Embrace change, be flexible

  • Approach the review with an open mind and prepared to change how you conduct them. What works in person, might not be suitable virtually. We have all experienced Zoom fatigue. Being on long video calls can be much more tiring than a meeting in person, so think about what it is reasonable to discuss within your time frame.
  • Without regular contact in the office, where any issues can be more easily addressed and resolved on the spot, it might be worth considering shorter review cycles with more regular catch ups. These will help keep remote employees in close contact with the office and ensure any issues don’t fester or get forgotten.
  • If this is your first virtual review, candidly assess how it went and ask your employee for their opinion. Think about how it might work better in the future. This is a new experience for all concerned, so be prepared to adjust and learn what works as you go.
  • Treat each employee as an individual. Some adapt easily to change, while others find it more challenging. Think about what motivates each one and how you can engage them with their own development.

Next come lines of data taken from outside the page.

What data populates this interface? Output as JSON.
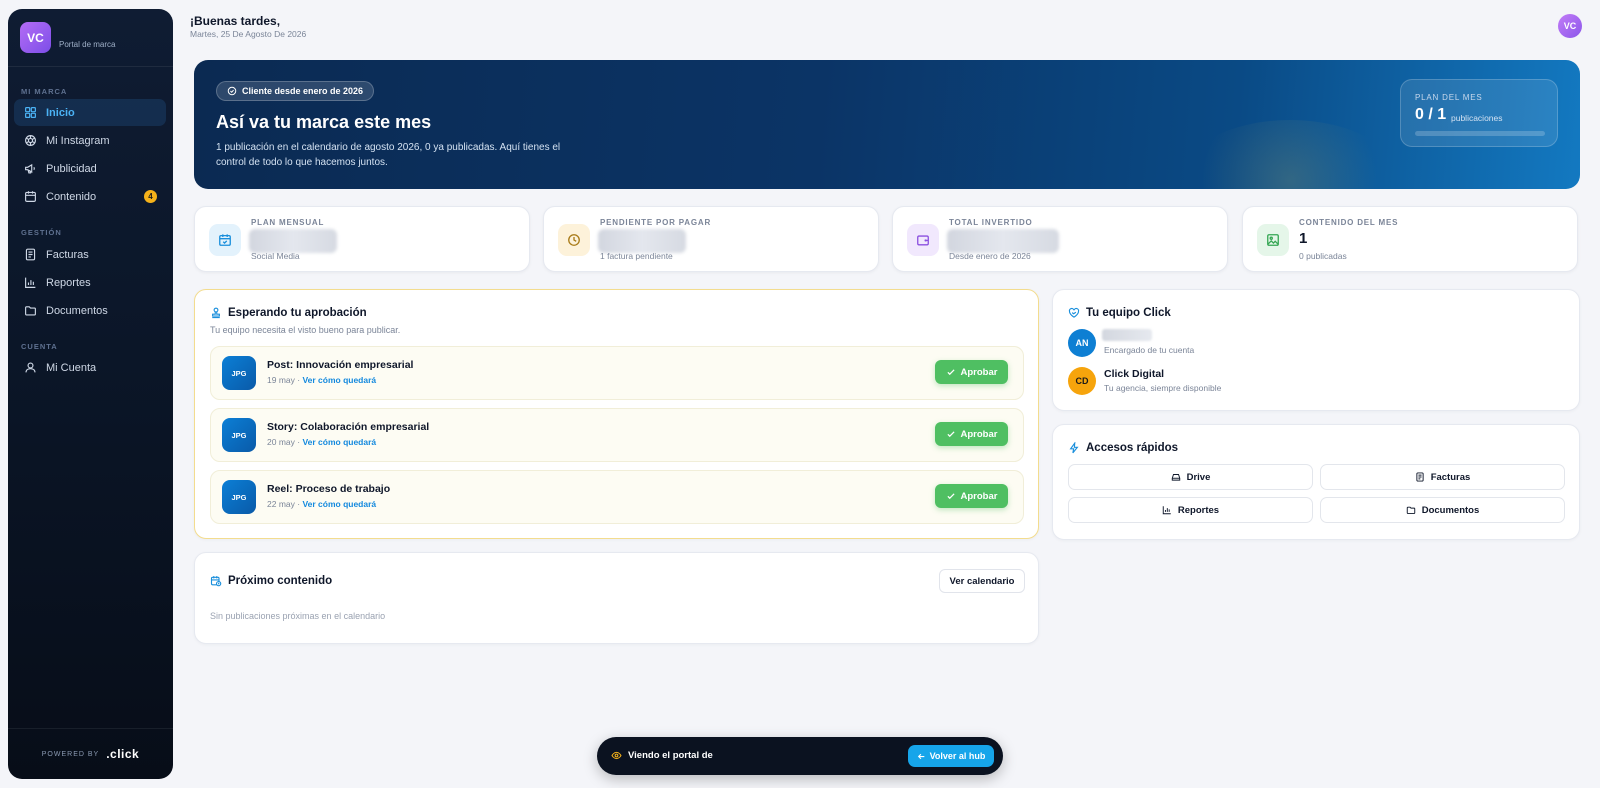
{
  "sidebar": {
    "avatar": "VC",
    "subtitle": "Portal de marca",
    "sections": [
      "MI MARCA",
      "GESTIÓN",
      "CUENTA"
    ],
    "items": [
      {
        "label": "Inicio",
        "icon": "grid-icon"
      },
      {
        "label": "Mi Instagram",
        "icon": "instagram-icon"
      },
      {
        "label": "Publicidad",
        "icon": "megaphone-icon"
      },
      {
        "label": "Contenido",
        "icon": "calendar-icon",
        "badge": "4"
      },
      {
        "label": "Facturas",
        "icon": "invoice-icon"
      },
      {
        "label": "Reportes",
        "icon": "bar-chart-icon"
      },
      {
        "label": "Documentos",
        "icon": "folder-icon"
      },
      {
        "label": "Mi Cuenta",
        "icon": "user-icon"
      }
    ],
    "powered_by": "POWERED BY",
    "logo": ".click"
  },
  "header": {
    "greeting": "¡Buenas tardes,",
    "date": "Martes, 25 De Agosto De 2026",
    "avatar": "VC"
  },
  "hero": {
    "pill": "Cliente desde enero de 2026",
    "title": "Así va tu marca este mes",
    "description": "1 publicación en el calendario de agosto 2026, 0 ya publicadas. Aquí tienes el control de todo lo que hacemos juntos.",
    "plan_label": "PLAN DEL MES",
    "plan_value": "0 / 1",
    "plan_unit": "publicaciones",
    "plan_progress": 0
  },
  "stats": [
    {
      "label": "PLAN MENSUAL",
      "sub": "Social Media",
      "icon": "calendar-check-icon"
    },
    {
      "label": "PENDIENTE POR PAGAR",
      "sub": "1 factura pendiente",
      "icon": "clock-icon"
    },
    {
      "label": "TOTAL INVERTIDO",
      "sub": "Desde enero de 2026",
      "icon": "wallet-icon"
    },
    {
      "label": "CONTENIDO DEL MES",
      "value": "1",
      "sub": "0 publicadas",
      "icon": "image-icon"
    }
  ],
  "approval": {
    "title": "Esperando tu aprobación",
    "subtitle": "Tu equipo necesita el visto bueno para publicar.",
    "items": [
      {
        "thumb": "JPG",
        "title": "Post: Innovación empresarial",
        "date": "19 may",
        "link": "Ver cómo quedará",
        "action": "Aprobar"
      },
      {
        "thumb": "JPG",
        "title": "Story: Colaboración empresarial",
        "date": "20 may",
        "link": "Ver cómo quedará",
        "action": "Aprobar"
      },
      {
        "thumb": "JPG",
        "title": "Reel: Proceso de trabajo",
        "date": "22 may",
        "link": "Ver cómo quedará",
        "action": "Aprobar"
      }
    ]
  },
  "next_content": {
    "title": "Próximo contenido",
    "button": "Ver calendario",
    "empty": "Sin publicaciones próximas en el calendario"
  },
  "team": {
    "title": "Tu equipo Click",
    "members": [
      {
        "initials": "AN",
        "name": "",
        "role": "Encargado de tu cuenta",
        "color": "#0e7fd3"
      },
      {
        "initials": "CD",
        "name": "Click Digital",
        "role": "Tu agencia, siempre disponible",
        "color": "#f6a40c"
      }
    ]
  },
  "quick_access": {
    "title": "Accesos rápidos",
    "items": [
      {
        "label": "Drive",
        "icon": "drive-icon"
      },
      {
        "label": "Facturas",
        "icon": "invoice-icon"
      },
      {
        "label": "Reportes",
        "icon": "bar-chart-icon"
      },
      {
        "label": "Documentos",
        "icon": "folder-icon"
      }
    ]
  },
  "viewbar": {
    "text": "Viendo el portal de",
    "button": "Volver al hub"
  }
}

Discuss poor performance, but do so with empathy

  • If an employee hasn’t performed as well as they have done historically, it is important that this is addressed, but be mindful of what reasons may be behind this. It has been a difficult period for many. Talk about what has happened and what could be improved going forward. Explore what help and support you can offer to bring performance back to previous levels. This could be a change in working patterns or a need for additional training.
  • The psychological impact of the Covid-19 pandemic is only just being realised and is likely to be felt for some time to come. Use your review to talk to your employee about how they are feeling. Make these private, two- way discussions a safe place for employees to ask for help if they are struggling.

Give plenty of praise where it is due

  • While working remotely has many benefits, there are also downsides. Employees are more likely to experience feelings of loneliness and a loss of connection with their colleagues. It is much easier to feel that they are being overlooked or forgotten. A performance review is a great opportunity to pass on praise and positive feedback.
  • Ahead of the review, make a point of finding areas where the employee has displayed exceptional performance and pass this on during the discussion. Make sure they know that their efforts are appreciated and have not gone unnoticed.
  • Ask your employee to think of others who they have worked with who deserve recognition. Passing on positive comments to their colleagues helps maintain that sense of connection that is so important in maintaining a healthy company culture.

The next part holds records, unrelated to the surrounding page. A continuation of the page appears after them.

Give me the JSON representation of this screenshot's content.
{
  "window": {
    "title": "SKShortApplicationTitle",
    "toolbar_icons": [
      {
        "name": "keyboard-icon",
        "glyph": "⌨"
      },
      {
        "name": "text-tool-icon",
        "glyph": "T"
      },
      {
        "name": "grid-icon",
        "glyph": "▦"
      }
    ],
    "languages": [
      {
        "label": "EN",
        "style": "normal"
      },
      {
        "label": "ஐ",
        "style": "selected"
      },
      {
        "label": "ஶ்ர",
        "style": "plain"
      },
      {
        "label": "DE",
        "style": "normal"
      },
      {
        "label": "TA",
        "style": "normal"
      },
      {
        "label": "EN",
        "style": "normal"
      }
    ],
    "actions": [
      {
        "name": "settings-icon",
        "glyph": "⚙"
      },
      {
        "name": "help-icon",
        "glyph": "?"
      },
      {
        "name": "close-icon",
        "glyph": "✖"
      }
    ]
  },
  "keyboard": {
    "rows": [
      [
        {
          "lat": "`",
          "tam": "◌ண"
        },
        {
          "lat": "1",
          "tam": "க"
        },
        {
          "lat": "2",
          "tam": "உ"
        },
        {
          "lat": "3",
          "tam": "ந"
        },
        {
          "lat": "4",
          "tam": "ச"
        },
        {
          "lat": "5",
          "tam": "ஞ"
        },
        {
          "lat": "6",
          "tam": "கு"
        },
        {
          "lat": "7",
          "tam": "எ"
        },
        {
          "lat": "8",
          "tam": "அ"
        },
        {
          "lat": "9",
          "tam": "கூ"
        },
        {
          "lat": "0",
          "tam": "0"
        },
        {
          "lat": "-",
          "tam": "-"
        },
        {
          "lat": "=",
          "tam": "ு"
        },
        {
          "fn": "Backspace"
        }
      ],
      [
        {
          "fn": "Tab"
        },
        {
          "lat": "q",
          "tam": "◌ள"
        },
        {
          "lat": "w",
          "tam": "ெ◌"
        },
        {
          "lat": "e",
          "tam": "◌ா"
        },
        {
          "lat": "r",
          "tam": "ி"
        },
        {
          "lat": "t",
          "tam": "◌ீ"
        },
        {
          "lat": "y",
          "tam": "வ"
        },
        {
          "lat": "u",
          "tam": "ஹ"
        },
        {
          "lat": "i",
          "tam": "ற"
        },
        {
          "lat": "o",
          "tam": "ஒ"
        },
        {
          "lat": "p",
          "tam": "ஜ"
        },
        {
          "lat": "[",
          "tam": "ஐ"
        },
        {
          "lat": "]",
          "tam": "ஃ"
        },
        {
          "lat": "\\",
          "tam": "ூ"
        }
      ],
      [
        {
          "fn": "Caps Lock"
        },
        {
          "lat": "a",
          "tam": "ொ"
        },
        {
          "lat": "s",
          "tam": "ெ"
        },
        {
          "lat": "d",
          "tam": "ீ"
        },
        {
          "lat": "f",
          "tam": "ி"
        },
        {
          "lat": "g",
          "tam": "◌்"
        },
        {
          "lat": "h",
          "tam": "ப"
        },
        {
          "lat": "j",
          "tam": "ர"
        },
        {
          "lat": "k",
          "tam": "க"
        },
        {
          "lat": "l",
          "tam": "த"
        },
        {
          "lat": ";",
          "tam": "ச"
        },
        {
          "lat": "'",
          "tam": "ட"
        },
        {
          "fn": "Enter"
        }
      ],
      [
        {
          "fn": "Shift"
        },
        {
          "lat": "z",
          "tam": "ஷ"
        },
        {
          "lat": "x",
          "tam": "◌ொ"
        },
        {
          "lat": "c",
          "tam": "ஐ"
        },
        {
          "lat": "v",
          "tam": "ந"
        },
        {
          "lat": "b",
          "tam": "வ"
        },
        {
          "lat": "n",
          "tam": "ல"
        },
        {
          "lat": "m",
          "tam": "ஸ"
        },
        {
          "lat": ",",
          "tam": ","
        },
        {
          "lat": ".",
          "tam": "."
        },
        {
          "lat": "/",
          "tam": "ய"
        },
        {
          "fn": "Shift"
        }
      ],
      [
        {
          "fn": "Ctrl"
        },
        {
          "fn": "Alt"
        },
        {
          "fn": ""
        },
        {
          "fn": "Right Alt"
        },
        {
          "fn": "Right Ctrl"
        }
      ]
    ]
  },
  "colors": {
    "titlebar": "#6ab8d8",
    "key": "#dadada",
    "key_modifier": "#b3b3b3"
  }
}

The most important relationship any employee has in an organisation is with their line manager. Performance reviews play an important part in building this relationship and setting for the tone and nature of it. If this relationship turns sour, it can have severe consequences, often leading to an employee leaving the organisation. If an employee is working remotely, it’s important that a line manager changes their style of management and reassesses how best to support their employee from distance.

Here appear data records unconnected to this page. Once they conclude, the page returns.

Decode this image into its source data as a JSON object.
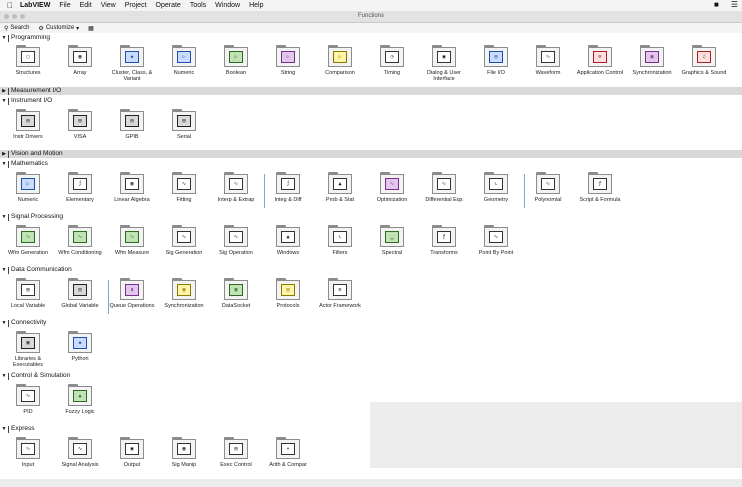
{
  "menubar": {
    "app": "LabVIEW",
    "items": [
      "File",
      "Edit",
      "View",
      "Project",
      "Operate",
      "Tools",
      "Window",
      "Help"
    ]
  },
  "window": {
    "title": "Functions"
  },
  "toolbar": {
    "search_label": "Search",
    "customize_label": "Customize"
  },
  "categories": {
    "programming": "Programming",
    "measurement_io": "Measurement I/O",
    "instrument_io": "Instrument I/O",
    "vision_motion": "Vision and Motion",
    "mathematics": "Mathematics",
    "signal_processing": "Signal Processing",
    "data_communication": "Data Communication",
    "connectivity": "Connectivity",
    "control_simulation": "Control & Simulation",
    "express": "Express"
  },
  "programming": [
    {
      "label": "Structures"
    },
    {
      "label": "Array"
    },
    {
      "label": "Cluster, Class, & Variant"
    },
    {
      "label": "Numeric"
    },
    {
      "label": "Boolean"
    },
    {
      "label": "String"
    },
    {
      "label": "Comparison"
    },
    {
      "label": "Timing"
    },
    {
      "label": "Dialog & User Interface"
    },
    {
      "label": "File I/O"
    },
    {
      "label": "Waveform"
    },
    {
      "label": "Application Control"
    },
    {
      "label": "Synchronization"
    },
    {
      "label": "Graphics & Sound"
    }
  ],
  "instrument_io": [
    {
      "label": "Instr Drivers"
    },
    {
      "label": "VISA"
    },
    {
      "label": "GPIB"
    },
    {
      "label": "Serial"
    }
  ],
  "mathematics": [
    {
      "label": "Numeric"
    },
    {
      "label": "Elementary"
    },
    {
      "label": "Linear Algebra"
    },
    {
      "label": "Fitting"
    },
    {
      "label": "Interp & Extrap"
    },
    {
      "label": "Integ & Diff"
    },
    {
      "label": "Prob & Stat"
    },
    {
      "label": "Optimization"
    },
    {
      "label": "Differential Eqs"
    },
    {
      "label": "Geometry"
    },
    {
      "label": "Polynomial"
    },
    {
      "label": "Script & Formula"
    }
  ],
  "signal_processing": [
    {
      "label": "Wfm Generation"
    },
    {
      "label": "Wfm Conditioning"
    },
    {
      "label": "Wfm Measure"
    },
    {
      "label": "Sig Generation"
    },
    {
      "label": "Sig Operation"
    },
    {
      "label": "Windows"
    },
    {
      "label": "Filters"
    },
    {
      "label": "Spectral"
    },
    {
      "label": "Transforms"
    },
    {
      "label": "Point By Point"
    }
  ],
  "data_communication": [
    {
      "label": "Local Variable"
    },
    {
      "label": "Global Variable"
    },
    {
      "label": "Queue Operations"
    },
    {
      "label": "Synchronization"
    },
    {
      "label": "DataSocket"
    },
    {
      "label": "Protocols"
    },
    {
      "label": "Actor Framework"
    }
  ],
  "connectivity": [
    {
      "label": "Libraries & Executables"
    },
    {
      "label": "Python"
    }
  ],
  "control_simulation": [
    {
      "label": "PID"
    },
    {
      "label": "Fuzzy Logic"
    }
  ],
  "express": [
    {
      "label": "Input"
    },
    {
      "label": "Signal Analysis"
    },
    {
      "label": "Output"
    },
    {
      "label": "Sig Manip"
    },
    {
      "label": "Exec Control"
    },
    {
      "label": "Arith & Compar"
    }
  ]
}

Maintaining an ongoing dialogue with remote employees is vital. More frequent review discussions can play an important part in keeping this connection in place. Think about setting more short-term objectives, to help keep employees who are working remotely focused. Regular check-ins where progress can be discussed and any issues raised, can also be very useful for remote employees. These help to replace the day-to-day contact that is possible when you work in the same location and ensure that employees still feel like they belong in the organisation and understand where their efforts fit in with the overall business objectives.